The three men looked at one another. Suddenly McCurdie shivered and drew his fur coat around him.
“I’ll thank you,” said he, “to shut that window.”
“It is shut,” said Doyne.
“It’s just uncanny,” said McCurdie, looking from one to the other.
“What?” asked Doyne.
“Nothing, if you didn’t feel it.”
“There did seem to be a sudden draught,” said Professor Biggleswade. “But as both window and door are shut, it could only be imaginary.”
“It wasn’t imaginary,” muttered McCurdie.
Then he laughed harshly. “My father and mother came from Cromarty,” he said with apparent irrelevance.
“That’s the Highlands,” said the Professor.
“Ay,” said McCurdie.
Lord Doyne said nothing, but tugged at his moustache and looked out of the window as the frozen meadows and bits of river and willows raced past. A dead silence fell on them. McCurdie broke it with another laugh and took a whiskey flask from his hand-bag.
“Have a nip?”
“Thanks, no,” said the Professor. “I have to keep to a strict dietary, and I only drink hot milk and water—and of that sparingly. I have some in a thermos bottle.”
Lord Doyne also declining the whiskey, McCurdie swallowed a dram and declared himself to be better. The Professor took from his bag a foreign review in which a German sciolist had dared to question his interpretation of a Hittite inscription. Over the man’s ineptitude he fell asleep and snored loudly.

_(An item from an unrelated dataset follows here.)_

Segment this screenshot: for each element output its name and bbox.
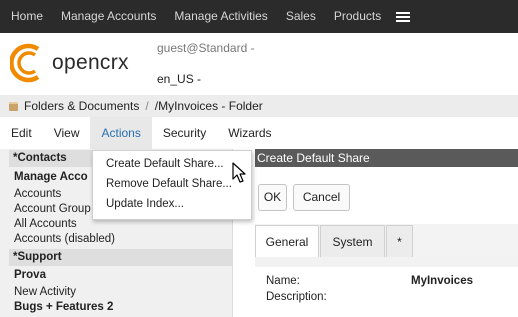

To escape from his immediate neighbourhood McCurdie went to the other end of the seat and faced Lord Doyne, who had resumed his gold glasses and his listless contemplation of obscure actresses. McCurdie lit a pipe, Doyne another black cigar. The train thundered on.
Presently they all lunched together in the restaurant car. The windows steamed, but here and there through a wiped patch of pane a white world was revealed. The snow was falling. As they passed through Westbury, McCurdie looked mechanically for the famous white horse carved into the chalk of the down; but it was not visible beneath the thick covering of snow.
“It’ll be just like this all the way to Gehenna—Trehenna, I mean,” said McCurdie.
Doyne nodded. He had done his life’s work amid all extreme fiercenesses of heat and cold, in burning droughts, in simoons and in icy wildernesses, and a ray or two more of the pale sun or a flake or two more of the gentle snow of England mattered to him but little. But Biggleswade rubbed the pane with his table-napkin and gazed apprehensively at the prospect.
“If only this wretched train would stop,” said he, “I would go back again.”
And he thought how comfortable it would be to sneak home again to his books and thus elude not only the Deverills, but the Christmas jollities of his sisters’ families, who would think him miles away. But the train was timed not to stop till Plymouth, two hundred and thirty-five miles from London, and thither was he being relentlessly carried. Then he quarrelled with his food, which brought a certain consolation.